Integrated circuits (chips) comprise many different components that must have electrical connections therebetween in order to interoperate. Typically, the chip real estate is divided into different regions with each particular component being assigned a particular region of the “floorplan.” For example, a particular region is reserved for a memory controller, another region for a processor core, etc. These regions are referred to as “active regions.” Typically, a thin channel (“non-active region”) separates the active regions. As described below, portions of the non-active region can be reserved for repeaters to improve signal transmission between the components. However, as more of the floorplan is used as active regions for components, less of the floorplan is available as a non-active region. This is true of systems-on-a-chip (SoCs), as well as other integrated circuits.

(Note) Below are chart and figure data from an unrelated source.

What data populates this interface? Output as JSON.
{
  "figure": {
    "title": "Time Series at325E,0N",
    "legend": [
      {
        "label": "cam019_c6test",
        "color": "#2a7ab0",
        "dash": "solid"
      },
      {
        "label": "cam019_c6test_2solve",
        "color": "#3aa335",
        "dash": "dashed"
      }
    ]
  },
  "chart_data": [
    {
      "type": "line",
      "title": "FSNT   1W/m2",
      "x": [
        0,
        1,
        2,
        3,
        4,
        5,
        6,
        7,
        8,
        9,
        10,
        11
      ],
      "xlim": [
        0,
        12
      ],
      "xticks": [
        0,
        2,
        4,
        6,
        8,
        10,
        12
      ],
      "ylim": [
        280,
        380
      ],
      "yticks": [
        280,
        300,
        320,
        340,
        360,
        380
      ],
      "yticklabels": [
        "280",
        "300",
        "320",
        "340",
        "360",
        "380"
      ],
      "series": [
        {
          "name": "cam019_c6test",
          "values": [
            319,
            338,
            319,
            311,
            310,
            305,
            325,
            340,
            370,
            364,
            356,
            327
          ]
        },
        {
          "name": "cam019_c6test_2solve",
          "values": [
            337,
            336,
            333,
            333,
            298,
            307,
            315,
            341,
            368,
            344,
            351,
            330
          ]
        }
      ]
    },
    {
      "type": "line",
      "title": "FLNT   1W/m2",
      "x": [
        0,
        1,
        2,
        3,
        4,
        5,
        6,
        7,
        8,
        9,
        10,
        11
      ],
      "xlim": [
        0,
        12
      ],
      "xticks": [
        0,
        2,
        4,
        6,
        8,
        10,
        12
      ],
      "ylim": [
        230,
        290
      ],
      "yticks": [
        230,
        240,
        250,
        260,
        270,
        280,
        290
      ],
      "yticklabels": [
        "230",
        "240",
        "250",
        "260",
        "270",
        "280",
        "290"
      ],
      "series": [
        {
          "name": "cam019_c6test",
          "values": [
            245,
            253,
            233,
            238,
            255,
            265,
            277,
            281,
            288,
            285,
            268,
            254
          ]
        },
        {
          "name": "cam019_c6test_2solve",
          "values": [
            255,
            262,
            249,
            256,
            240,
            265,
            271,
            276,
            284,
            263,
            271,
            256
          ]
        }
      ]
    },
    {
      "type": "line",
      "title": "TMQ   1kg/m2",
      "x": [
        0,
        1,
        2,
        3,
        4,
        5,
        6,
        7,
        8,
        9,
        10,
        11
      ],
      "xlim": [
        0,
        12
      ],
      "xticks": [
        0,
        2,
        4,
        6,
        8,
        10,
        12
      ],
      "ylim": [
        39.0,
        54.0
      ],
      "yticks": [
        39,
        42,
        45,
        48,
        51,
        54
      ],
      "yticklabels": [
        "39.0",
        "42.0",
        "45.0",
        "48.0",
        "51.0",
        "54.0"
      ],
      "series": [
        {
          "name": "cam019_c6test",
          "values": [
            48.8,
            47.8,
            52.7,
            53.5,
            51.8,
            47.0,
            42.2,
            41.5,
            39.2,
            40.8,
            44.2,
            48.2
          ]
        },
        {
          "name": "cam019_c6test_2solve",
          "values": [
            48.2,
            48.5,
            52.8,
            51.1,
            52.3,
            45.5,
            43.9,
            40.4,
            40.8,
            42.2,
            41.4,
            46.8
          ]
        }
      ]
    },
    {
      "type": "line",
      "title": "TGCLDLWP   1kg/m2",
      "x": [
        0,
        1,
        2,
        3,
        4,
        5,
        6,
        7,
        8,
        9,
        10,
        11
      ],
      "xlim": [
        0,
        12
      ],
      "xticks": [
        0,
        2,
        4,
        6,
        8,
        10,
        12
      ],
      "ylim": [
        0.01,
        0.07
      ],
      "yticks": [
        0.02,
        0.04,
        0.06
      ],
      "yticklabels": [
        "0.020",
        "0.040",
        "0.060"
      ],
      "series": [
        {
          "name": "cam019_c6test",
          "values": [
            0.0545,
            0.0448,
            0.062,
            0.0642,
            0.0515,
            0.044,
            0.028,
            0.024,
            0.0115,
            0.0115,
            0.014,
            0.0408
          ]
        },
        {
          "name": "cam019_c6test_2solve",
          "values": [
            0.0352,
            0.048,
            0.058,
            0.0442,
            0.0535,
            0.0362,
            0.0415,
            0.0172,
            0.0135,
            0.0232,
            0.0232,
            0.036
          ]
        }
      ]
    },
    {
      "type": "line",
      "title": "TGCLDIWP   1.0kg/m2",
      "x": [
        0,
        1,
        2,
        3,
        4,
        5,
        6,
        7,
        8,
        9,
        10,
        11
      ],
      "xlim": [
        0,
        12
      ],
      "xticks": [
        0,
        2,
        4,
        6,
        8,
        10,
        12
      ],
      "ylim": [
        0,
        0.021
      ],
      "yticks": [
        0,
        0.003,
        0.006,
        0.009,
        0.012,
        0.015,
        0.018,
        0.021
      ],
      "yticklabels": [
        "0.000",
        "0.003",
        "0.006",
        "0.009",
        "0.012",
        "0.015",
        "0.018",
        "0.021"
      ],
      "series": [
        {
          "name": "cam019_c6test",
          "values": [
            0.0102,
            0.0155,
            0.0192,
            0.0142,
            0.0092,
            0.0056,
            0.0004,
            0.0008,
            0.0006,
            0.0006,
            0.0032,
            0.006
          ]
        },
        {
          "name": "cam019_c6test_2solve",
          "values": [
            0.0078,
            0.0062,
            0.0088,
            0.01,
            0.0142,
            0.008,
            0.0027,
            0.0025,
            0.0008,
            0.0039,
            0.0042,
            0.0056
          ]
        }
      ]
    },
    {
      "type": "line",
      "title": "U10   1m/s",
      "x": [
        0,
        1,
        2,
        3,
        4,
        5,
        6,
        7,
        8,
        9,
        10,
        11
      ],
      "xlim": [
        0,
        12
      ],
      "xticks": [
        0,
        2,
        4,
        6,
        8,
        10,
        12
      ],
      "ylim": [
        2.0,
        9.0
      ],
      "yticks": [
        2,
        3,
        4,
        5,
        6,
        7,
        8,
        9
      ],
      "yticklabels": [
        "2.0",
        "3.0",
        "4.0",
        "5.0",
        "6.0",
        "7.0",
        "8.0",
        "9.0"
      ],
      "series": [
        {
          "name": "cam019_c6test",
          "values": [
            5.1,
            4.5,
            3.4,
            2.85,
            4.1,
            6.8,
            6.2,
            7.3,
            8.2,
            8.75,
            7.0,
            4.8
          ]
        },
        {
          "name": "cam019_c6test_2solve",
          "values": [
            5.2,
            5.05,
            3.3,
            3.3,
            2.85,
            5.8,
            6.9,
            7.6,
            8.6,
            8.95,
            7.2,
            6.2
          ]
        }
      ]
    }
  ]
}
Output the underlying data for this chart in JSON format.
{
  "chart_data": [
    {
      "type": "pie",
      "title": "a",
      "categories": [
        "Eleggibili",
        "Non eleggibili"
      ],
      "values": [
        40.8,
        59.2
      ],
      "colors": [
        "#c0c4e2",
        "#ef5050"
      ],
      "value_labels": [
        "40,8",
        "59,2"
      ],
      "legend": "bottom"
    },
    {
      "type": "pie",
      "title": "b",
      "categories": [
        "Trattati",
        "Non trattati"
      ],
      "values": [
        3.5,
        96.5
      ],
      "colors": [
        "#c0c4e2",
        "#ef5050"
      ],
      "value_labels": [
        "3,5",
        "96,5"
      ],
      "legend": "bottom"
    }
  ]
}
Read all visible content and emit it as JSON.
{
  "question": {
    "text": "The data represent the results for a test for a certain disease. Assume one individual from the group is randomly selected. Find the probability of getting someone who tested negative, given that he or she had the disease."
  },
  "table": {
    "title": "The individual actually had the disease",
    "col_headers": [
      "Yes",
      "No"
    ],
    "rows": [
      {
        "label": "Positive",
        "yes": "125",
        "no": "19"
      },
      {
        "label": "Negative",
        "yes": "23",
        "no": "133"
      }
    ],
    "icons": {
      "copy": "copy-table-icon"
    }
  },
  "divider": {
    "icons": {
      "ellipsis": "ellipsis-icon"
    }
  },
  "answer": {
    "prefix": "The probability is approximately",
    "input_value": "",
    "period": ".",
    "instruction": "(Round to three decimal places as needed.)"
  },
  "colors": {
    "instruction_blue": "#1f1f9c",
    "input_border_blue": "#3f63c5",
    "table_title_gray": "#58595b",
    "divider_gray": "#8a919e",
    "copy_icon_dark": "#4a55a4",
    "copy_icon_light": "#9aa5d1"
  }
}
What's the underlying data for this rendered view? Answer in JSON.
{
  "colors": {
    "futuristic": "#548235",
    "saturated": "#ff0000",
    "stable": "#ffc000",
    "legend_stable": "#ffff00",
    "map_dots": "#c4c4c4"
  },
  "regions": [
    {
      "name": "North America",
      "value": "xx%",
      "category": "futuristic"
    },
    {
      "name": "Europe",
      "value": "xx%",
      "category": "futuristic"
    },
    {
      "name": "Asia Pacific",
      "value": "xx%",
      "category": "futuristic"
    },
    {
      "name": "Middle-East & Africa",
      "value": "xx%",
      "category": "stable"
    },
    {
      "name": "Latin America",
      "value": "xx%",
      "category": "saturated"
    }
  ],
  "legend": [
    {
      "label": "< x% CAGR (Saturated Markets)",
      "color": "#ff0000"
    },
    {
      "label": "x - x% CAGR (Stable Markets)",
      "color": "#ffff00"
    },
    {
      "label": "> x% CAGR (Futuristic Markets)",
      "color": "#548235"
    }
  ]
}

In order for the different components to interoperate, thousands of electrical connections are needed to route signals between the components. Typically, the signal routes are implemented in metal layers above the chip substrate. A particular signal route often requires one or more repeaters to assure proper signal propagation. For example, the signal route may have an RC delay due to electrical resistance of the metal used for the signal path and capacitive coupling between the metal and other electrical connections. Electrically connecting a repeater to a signal path can reduce or eliminate the RC delay. A repeater may also improve other signal propagation characteristics such as signal shape. Since the repeaters are not at the metal layers used for the signal paths, the signal path is typically routed down to the input and output of a repeater. Unfortunately, determining which repeater to use for each signal route is complex and time consuming. Moreover, the process of routing the signal path to the assigned repeater significantly complicates the overall routing of signal paths.
Typically, the process of assigning repeaters to signal paths and routing the signal paths is iterative. For example, during a floor planning stage, a portion of the channels is reserved for repeaters. This is followed by a first pass at determining signal routes in the metal layers for the needed electrical connections, which generates a “netlist” of electrical connections. Then, an attempt is made to assign repeaters to whatever signal routes need them. However, typically this attempt fails to assign a repeater to each signal route that needs one or more repeaters. Moreover, many of the repeater assignments are poorly optimized in that a significant detour must be made from the signal path to route it to the repeater. In some cases, the locations in the floor plan that are reserved for the repeaters are modified and the process is repeated. The new locations for the repeaters may be based, at least in part, on an analysis of the timing of the signal routes, factoring in the detours to get to the repeaters.
As integrated circuits become more complex and compact, the challenge of routing the signal paths and assigning repeaters becomes more difficult. Further, as integrated circuits become more complex, the channel size becomes smaller. Thus, finding suitable repeaters locations is becoming more difficult.
Another problem with these techniques for routing signal paths is the unpredictability of the correlation between the original routing solution and the final routing solution after the iterations have converged to a final routing solution. Because designers rely on the original routing solution to perform early full chip timing analysis, if the final routing solution does not correlate well with the original routing solution then the early timing analysis will not be valid.
Because of these and potentially other drawbacks, this approach does not provide wholly satisfactory results. Consequently, an improved method and system for routing signal paths and assigning repeaters to signal paths during an integrated circuit design process is desired.